A socialite who stalked a married church warden after he rejected her sexual advances has been jailed for five years.

Farah Dan, also known as Farah Damji, 49, pursued her Wandsworth-based victim relentlessly, Kingston Crown Court heard, using false identities to harass him and his family, including contacting the victim’s wife and teenage son claiming to have incriminating evidence of his infidelity.

Dan, of Regency Street in central London, was found guilty of one count of stalking on July 7 and had previously pleaded guilty to two counts of stalking a second victim. She was sentenced to five years jail at Kingston Crown Court for three counts of stalking on Friday, August 19.

During the trial the court heard Dan set out to blacken the name of the engineering director and volunteer church warden after meeting him on an internet site in October 2013.

They met and the victim agreed to help Dan with her social housing firm. The court heard Dan then tried to initiate a physical relationship, but was told their relationship would remain professional.

However at a Christmas party in December that year Dan again tried to seduce her victim and was rejected, sparking the campaign of harassment.

She subjected him to 186 silent or hoax calls and texts to his mobile between December 19, 2013 and January 5, 2014.

Dan also contacted other people, including the media, using hoax names to claim there were issues at the company where the victim was working. She made silent calls and sent sexually explicit texts to the victim’s 16-year-old son and even attended his school to speak to the deputy head teacher about the ‘affairs’.

Dan emailed his wife under a false name, saying she had compromising pictures of her husband with a number of women and in a separate message said: “Look after your children.”

The court heard she then contacted the vicar of the parish in the Wandsworth-area, where he acted as church warden, making false allegations about affairs.

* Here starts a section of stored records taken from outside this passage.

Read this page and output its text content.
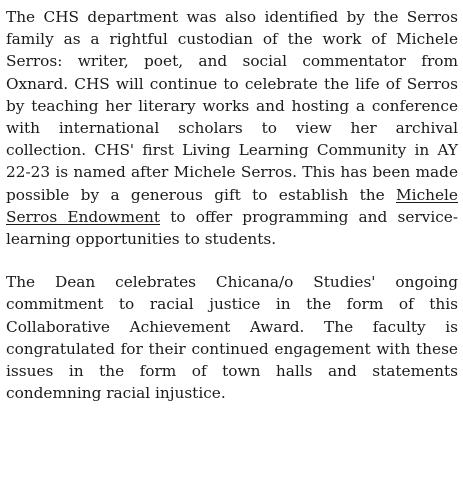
The CHS department was also identified by the Serros family as a rightful custodian of the work of Michele Serros: writer, poet, and social commentator from Oxnard. CHS will continue to celebrate the life of Serros by teaching her literary works and hosting a conference with international scholars to view her archival collection. CHS' first Living Learning Community in AY 22-23 is named after Michele Serros. This has been made possible by a generous gift to establish the Michele Serros Endowment to offer programming and service-learning opportunities to students.

The Dean celebrates Chicana/o Studies' ongoing commitment to racial justice in the form of this Collaborative Achievement Award. The faculty is congratulated for their continued engagement with these issues in the form of town halls and statements condemning racial injustice.
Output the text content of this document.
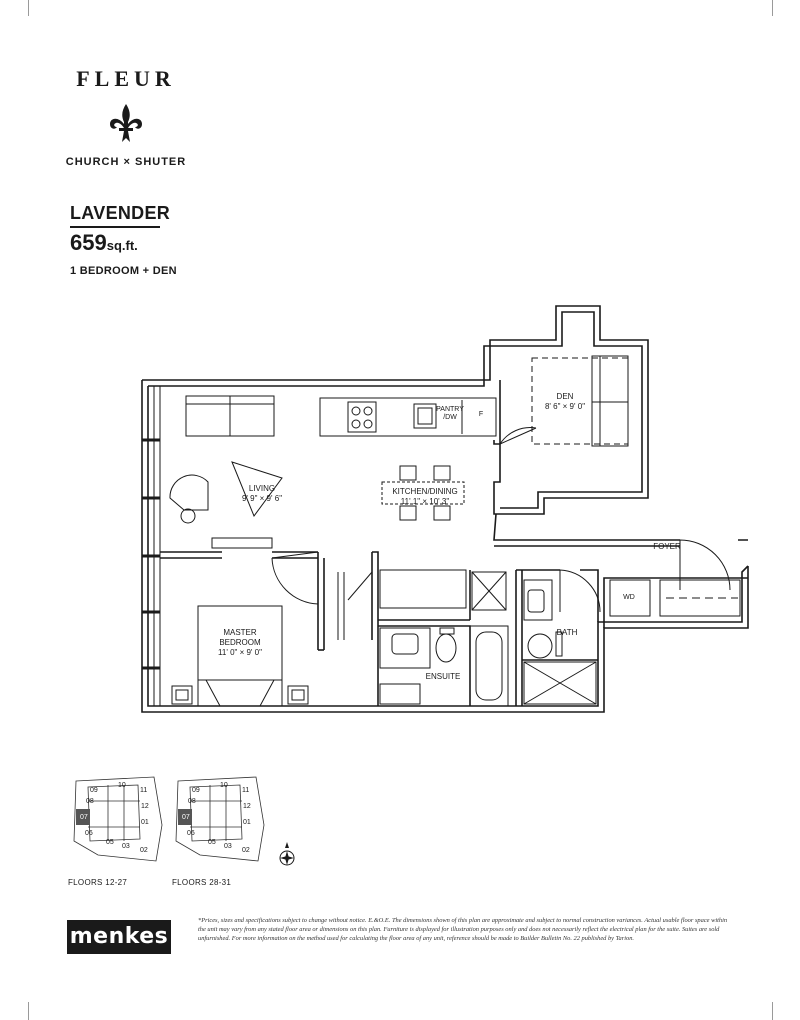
FLEUR
CHURCH × SHUTER
LAVENDER
659sq.ft.
1 BEDROOM + DEN
LIVING
9' 9" × 9' 6"
KITCHEN/DINING
11' 1" × 10' 3"
DEN
8' 6" × 9' 0"
MASTER
BEDROOM
11' 0" × 9' 0"
FOYER
BATH
ENSUITE
WD
PANTRY
/DW	F
09
10
11
08
12
07
01
06
05
03
02
09
10
11
08
12
07
01
06
05
03
02
FLOORS 12-27	FLOORS 28-31
menkes
*Prices, sizes and specifications subject to change without notice. E.&O.E. The dimensions shown of this plan are approximate and subject to normal construction variances. Actual usable floor space within the unit may vary from any stated floor area or dimensions on this plan. Furniture is displayed for illustration purposes only and does not necessarily reflect the electrical plan for the suite. Suites are sold unfurnished. For more information on the method used for calculating the floor area of any unit, reference should be made to Builder Bulletin No. 22 published by Tarion.
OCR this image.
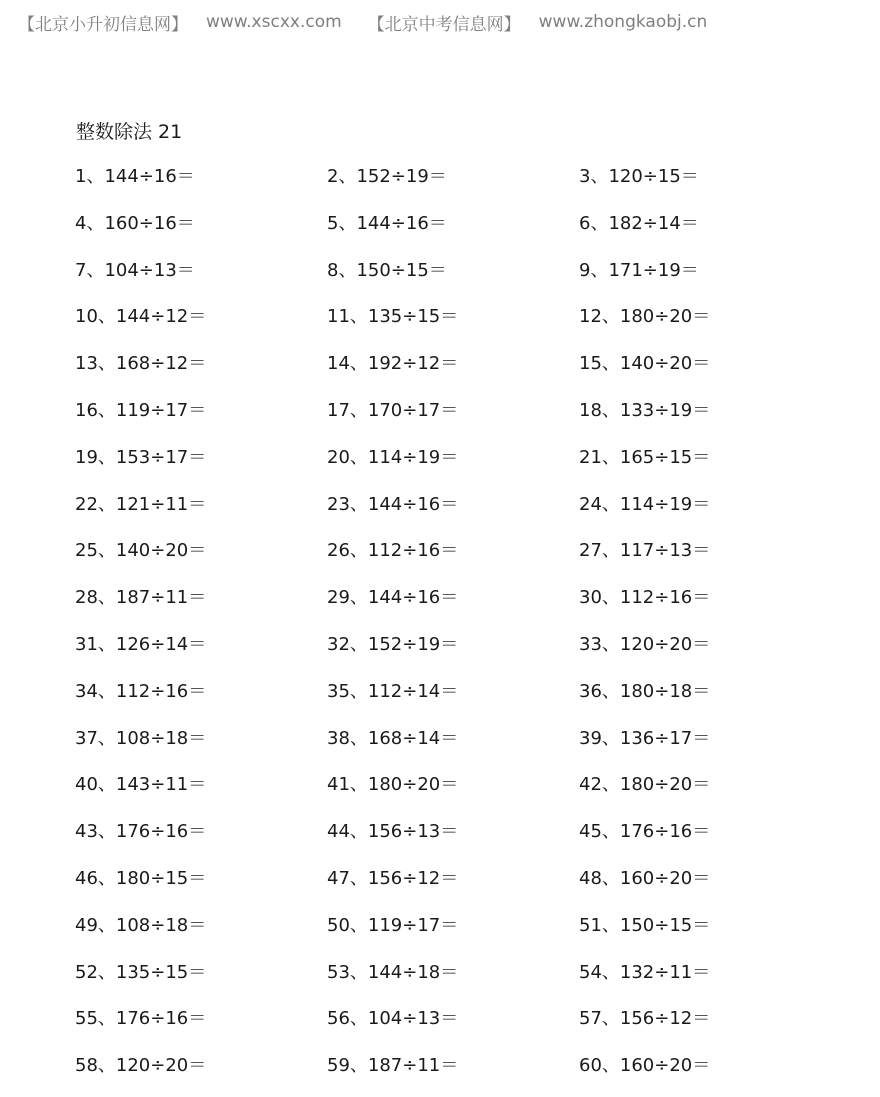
【北京小升初信息网】 www.xscxx.com 【北京中考信息网】 www.zhongkaobj.cn
整数除法 21
1、144÷16＝	2、152÷19＝	3、120÷15＝
4、160÷16＝	5、144÷16＝	6、182÷14＝
7、104÷13＝	8、150÷15＝	9、171÷19＝
10、144÷12＝	11、135÷15＝	12、180÷20＝
13、168÷12＝	14、192÷12＝	15、140÷20＝
16、119÷17＝	17、170÷17＝	18、133÷19＝
19、153÷17＝	20、114÷19＝	21、165÷15＝
22、121÷11＝	23、144÷16＝	24、114÷19＝
25、140÷20＝	26、112÷16＝	27、117÷13＝
28、187÷11＝	29、144÷16＝	30、112÷16＝
31、126÷14＝	32、152÷19＝	33、120÷20＝
34、112÷16＝	35、112÷14＝	36、180÷18＝
37、108÷18＝	38、168÷14＝	39、136÷17＝
40、143÷11＝	41、180÷20＝	42、180÷20＝
43、176÷16＝	44、156÷13＝	45、176÷16＝
46、180÷15＝	47、156÷12＝	48、160÷20＝
49、108÷18＝	50、119÷17＝	51、150÷15＝
52、135÷15＝	53、144÷18＝	54、132÷11＝
55、176÷16＝	56、104÷13＝	57、156÷12＝
58、120÷20＝	59、187÷11＝	60、160÷20＝
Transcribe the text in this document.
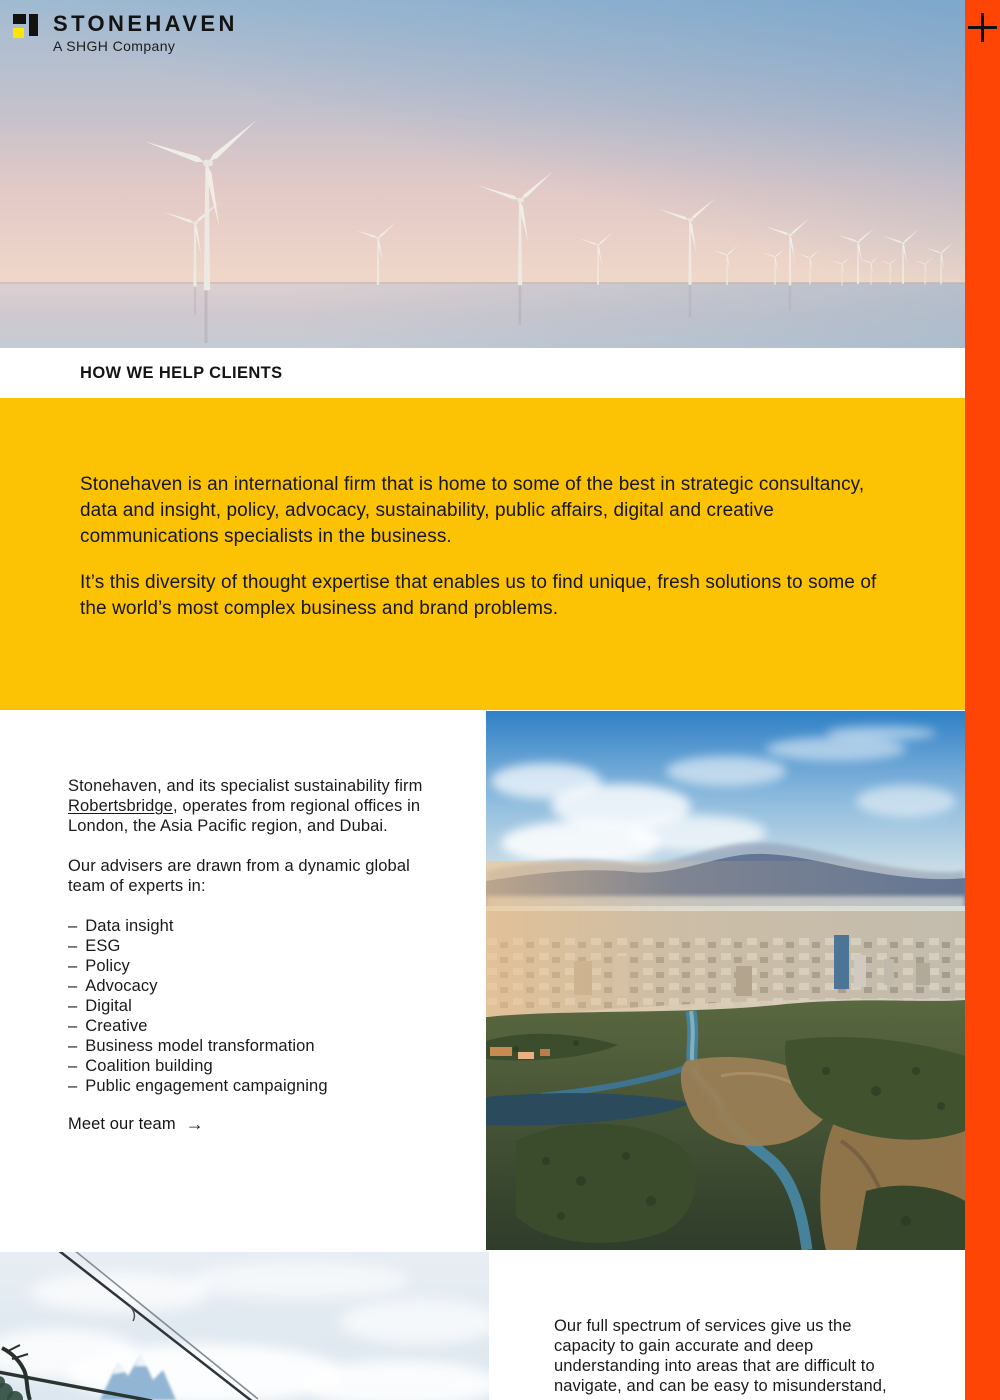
STONEHAVEN
A SHGH Company
HOW WE HELP CLIENTS

Stonehaven is an international firm that is home to some of the best in strategic consultancy, data and insight, policy, advocacy, sustainability, public affairs, digital and creative communications specialists in the business.

It’s this diversity of thought expertise that enables us to find unique, fresh solutions to some of the world’s most complex business and brand problems.

Stonehaven, and its specialist sustainability firm Robertsbridge, operates from regional offices in London, the Asia Pacific region, and Dubai.

Our advisers are drawn from a dynamic global team of experts in:

– Data insight
– ESG
– Policy
– Advocacy
– Digital
– Creative
– Business model transformation
– Coalition building
– Public engagement campaigning
Meet our team →

Our full spectrum of services give us the capacity to gain accurate and deep understanding into areas that are difficult to navigate, and can be easy to misunderstand,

She contacted the press, asking them to write a story exposing the victim then emailed the victim stating the only way he could stop the story being published was to resign activities in the church, get counselling for his sexual addiction and abuse of women, and apologise.

At one point Dan claimed, via a false identity, that she was pregnant by the victim and set up a fake Facebook account with posts accusing the victim of being a sex pest, having numerous affairs and accusing the vicar of his church of covering it up.

Police attended Dan’s home on January 5, 2014 in an attempt to arrest her. She later handed herself in charged with stalking.

On January 10 she was granted bail by Wimbledon Magistrates’ Court and immediately resumed her campaign by emailing business associates, blogging allegations of domestic abuse, making a malicious report to police about the welfare of the victim’s children and continuing to press the church for action against the victim.

She contacted several high-profile figures in the police and MPs to voice her concerns.

She was arrested and further charged on March 28 with stalking.

Just days later police received a third allegation of harassment, this time from a man in his 50s, which led to Dan being arrested again for stalking and charged on April 12.

She was found guilty of stalking the first victim on Thursday, July 7 this year following the trial at Kingston Crown Court.

Investigating officer PC Vincent Chan, of Wandsworth borough, said: “This has been an extremely complex case of stalking with Dan using a number of aliases via multiple social media accounts and mobiles in a planned and coordinated effort to utterly destroy the home, social, religious and work life of one of her victims.

"The victim in his 40s lost his employment and his social and home life has been severely affected. Dan’s sentence is a reflection of how seriously the judicial system, and more importantly, society acknowledge such criminal behaviour.”